This is the mail archive of the
libc-alpha@sourceware.org
mailing list for the glibc project.
Re: [PATCH][BZ #18441] fix sorting multibyte charsets with an improper locale
- From: Leonhard Holz <leonhard dot holz at web dot de>
- To: OndÅej BÃlka <neleai at seznam dot cz>
- Cc: libc-alpha at sourceware dot org
- Date: Tue, 30 Jun 2015 07:52:21 +0200
- Subject: Re: [PATCH][BZ #18441] fix sorting multibyte charsets with an improper locale
- Authentication-results: sourceware.org; auth=none
- References: <558EA828 dot 3080106 at web dot de> <20150628085753 dot GA4254 at domone>
> Just use a trie. You would avoid slow lists by precomputing it so you
> could do following:
>
> struct trie
> {
> int32_t index[256];
> }
>
> int32_t
> findidx (unsigned char *p, struct trie *start)
> {
> struct trie *t = start;
> while (1)
> {
> unsigned char c = *p++;
> if (t->index[c] >= 0)
> return t->index[c];
> else
> t = start - t->index[c];
> }
> }
>
>
I agree, but that goes way beyond the scope of the patch.
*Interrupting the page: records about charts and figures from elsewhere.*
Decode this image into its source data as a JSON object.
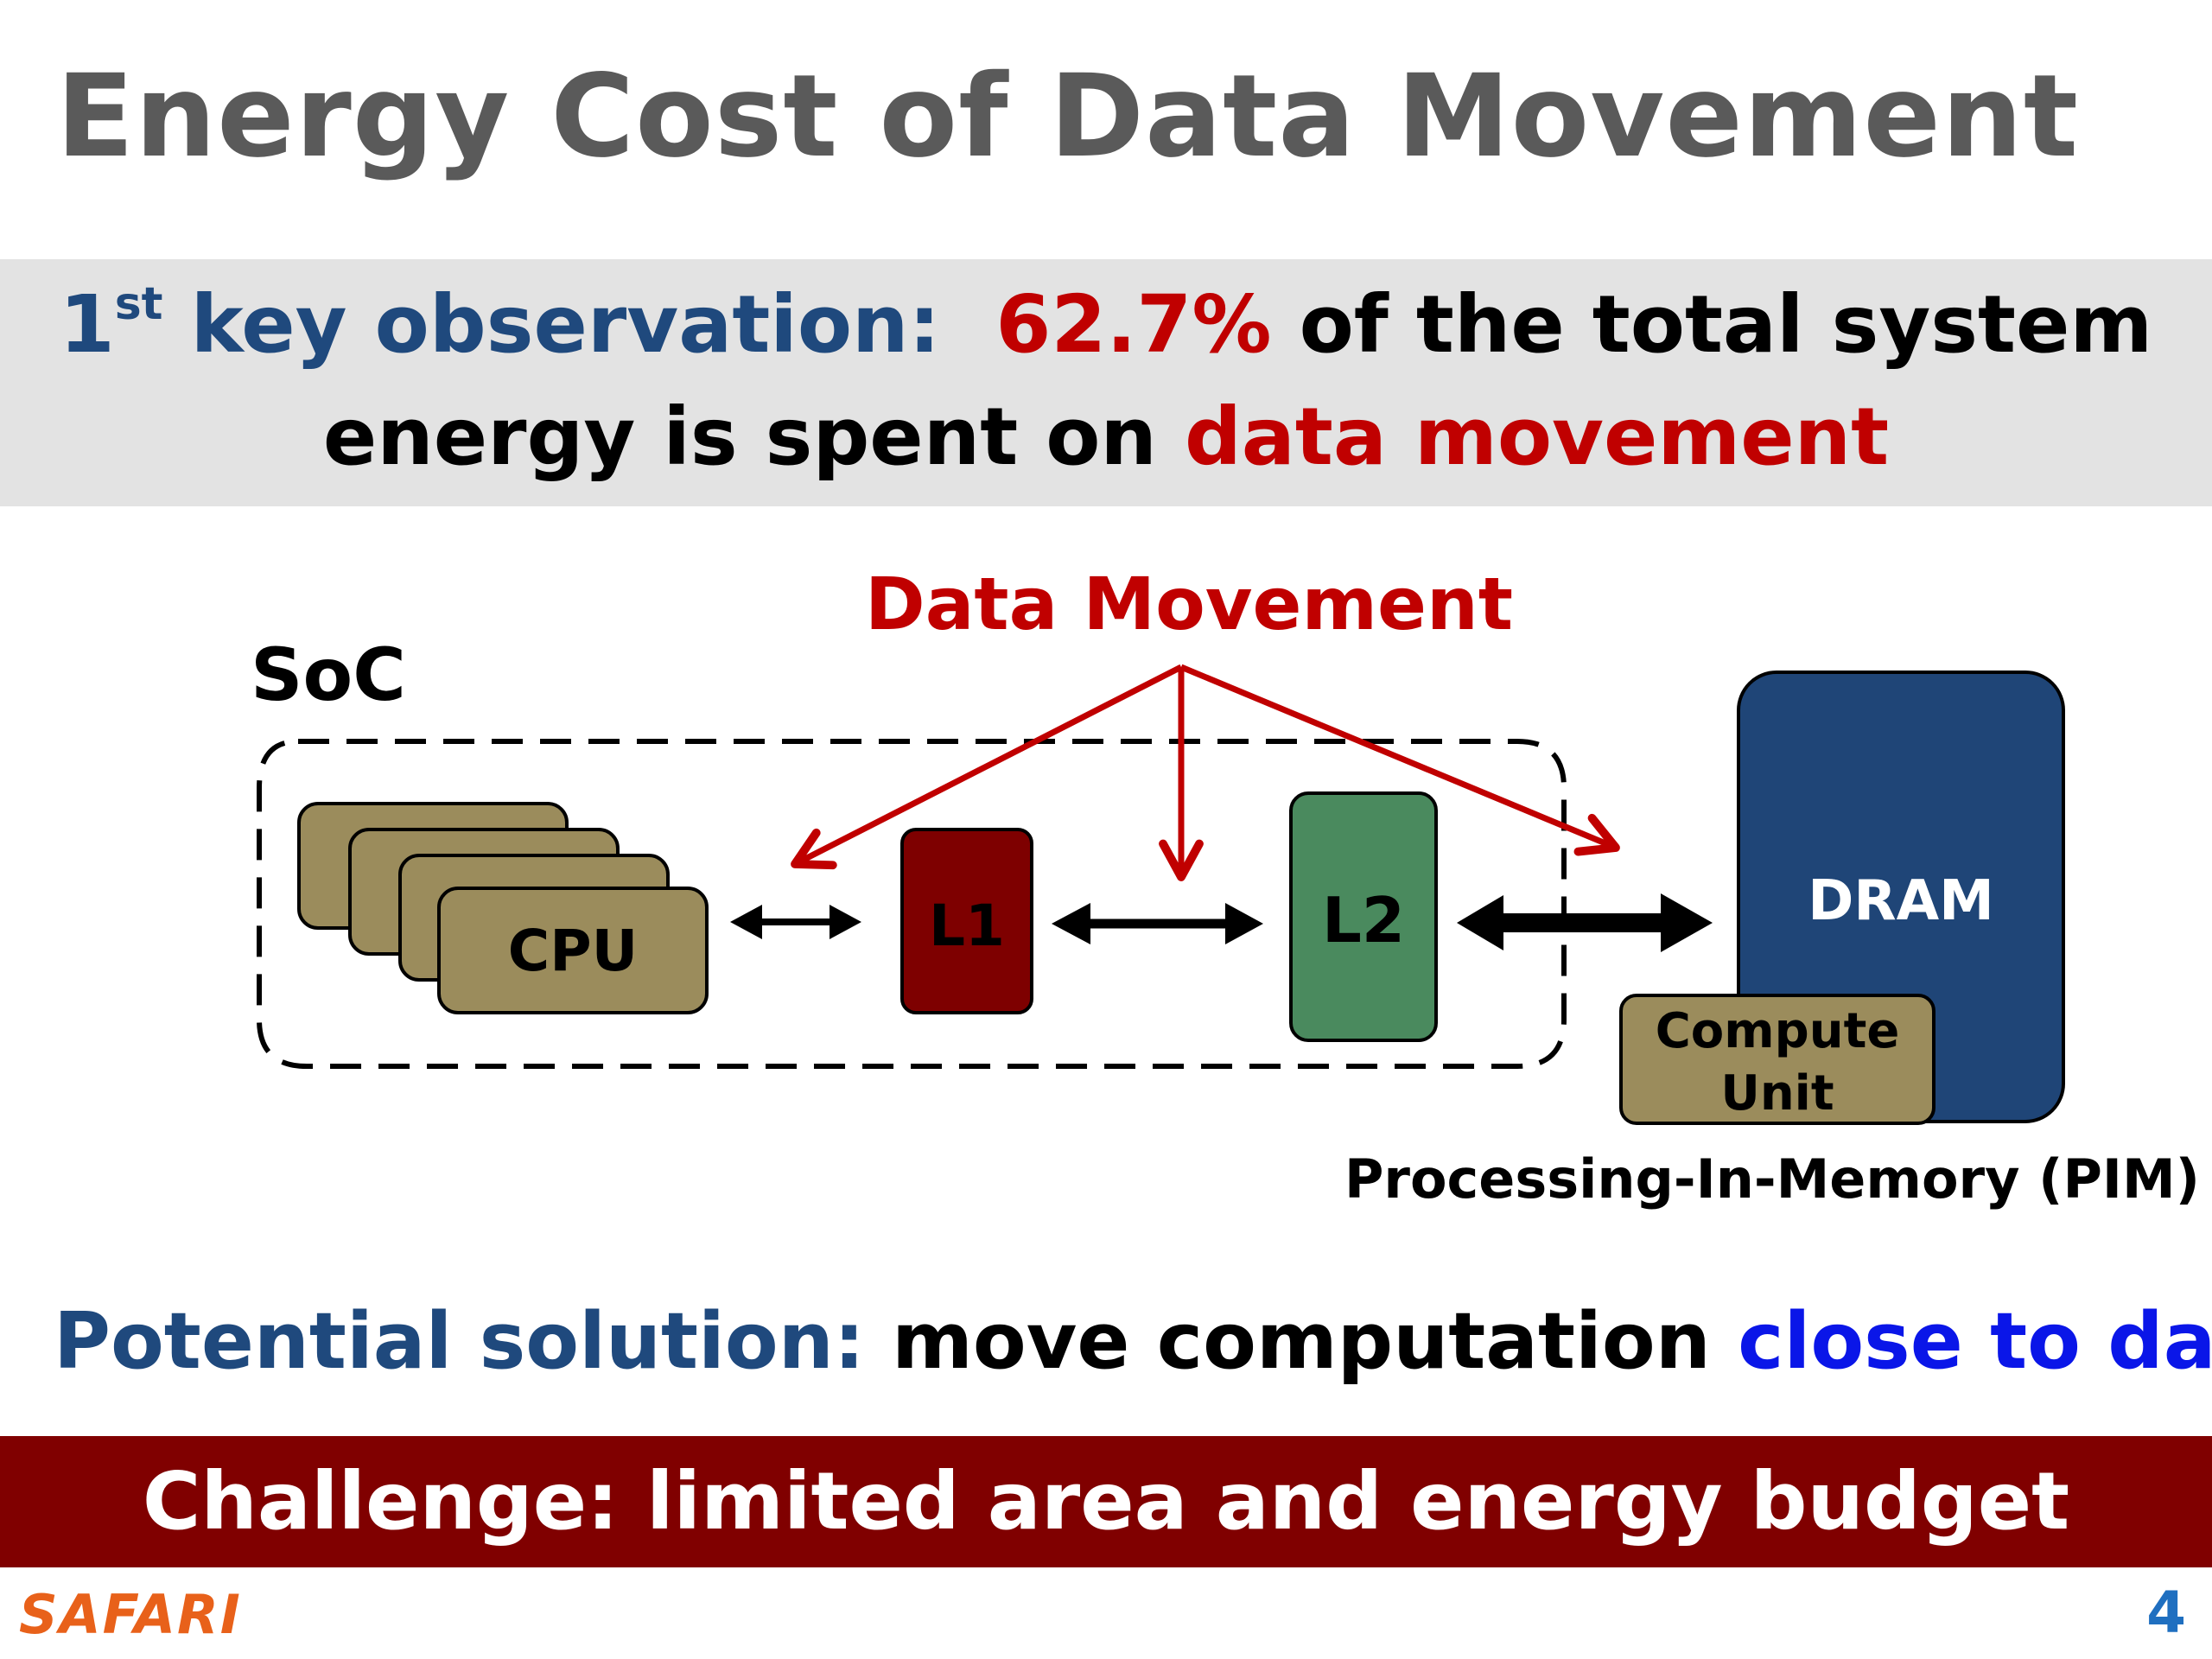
{
  "title": "Energy Cost of Data Movement",
  "observation": {
    "ordinal": "1",
    "ordinal_suffix": "st",
    "label": "key observation:",
    "percent": "62.7%",
    "line1_rest": "of the total system",
    "line2_prefix": "energy is spent on",
    "line2_highlight": "data movement"
  },
  "diagram": {
    "data_movement_label": "Data Movement",
    "soc_label": "SoC",
    "cpu_label": "CPU",
    "l1_label": "L1",
    "l2_label": "L2",
    "dram_label": "DRAM",
    "compute_unit_line1": "Compute",
    "compute_unit_line2": "Unit",
    "pim_label": "Processing-In-Memory (PIM)"
  },
  "solution": {
    "label": "Potential solution:",
    "text": "move computation",
    "highlight": "close to data"
  },
  "challenge": "Challenge: limited area and energy budget",
  "footer": {
    "logo_text": "SAFARI",
    "slide_number": "4"
  },
  "colors": {
    "title_gray": "#5a5a5a",
    "observation_blue": "#1f497d",
    "highlight_red": "#c00000",
    "close_to_data_blue": "#0a16e8",
    "challenge_band": "#800000",
    "cpu_olive": "#9b8c5c",
    "l1_darkred": "#7e0000",
    "l2_green": "#4a8a5e",
    "dram_navy": "#1f4577",
    "logo_orange": "#e8611a"
  }
}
I suggest to use the
patch given to solve the regression problem and refactor the datastructure as a
follow-up.
> Also you don't need table access at all for utf8 unless somebody adds
> locale with exotic characters. Just use utf8 codepoints. Here is how
> calculate them for 1-3 byte sequences for first 65536 indices and for
> 4-byte use trie.
>
>
> if (p[0] < 0x80) {
> return p[0];
> } else if (p[0] < 0xE0) {
> /* 2-byte sequence */
> /* No need to check size due trailing 0. */
> return (p[0] << 6) + p[1] - 0x3080;
> } else if (code_unit1 < 0xF0) {
> /* 3-byte sequence */
> if (size < 3) goto error;
> return (p[0] << 12) + (p[1] << 6) + p[2] - 0xE2080;
> }
>
>
Actually the code does convert the UTF-8 sequences to codepoints and uses them as
hashkey while ignoring the upper bytes in the four-bytes-UTF-8 case:
+ if ((index & 0xE0) == 0xC0)
+ {
+ if (len < 2)
+ goto utf8_error;
+ uint16_t byte2 = (*cpp)[1];
+ index = ((index & 0x1F) << 6) | (byte2 & 0x3F);
+ }
+ else if ((index & 0xF0) == 0xE0)
+ {
+ if (len < 3)
+ goto utf8_error;
+ uint16_t byte2 = (*cpp)[1];
+ uint16_t byte3 = (*cpp)[2];
+ index = ((index & 0xF) << 12) | ((byte2 & 0x3F) << 6) |
+ (byte3 & 0x3F);
+ }
+ else if ((index & 0xF8) == 0xF0)
+ {
+ if (len < 4)
+ goto utf8_error;
+ uint16_t byte3 = (*cpp)[2];
+ uint16_t byte4 = (*cpp)[3];
+ index = ((index & 0xF) << 12) | ((byte3 & 0x3F) << 6) |
+ (byte4 & 0x3F);
+ }
+ else
+ {
+ utf8_error:
+ *cpp += 1;
+ return 0;
+ }
+ }
Maybe my conversion method is a bit "academic" but I think it is a reliable one.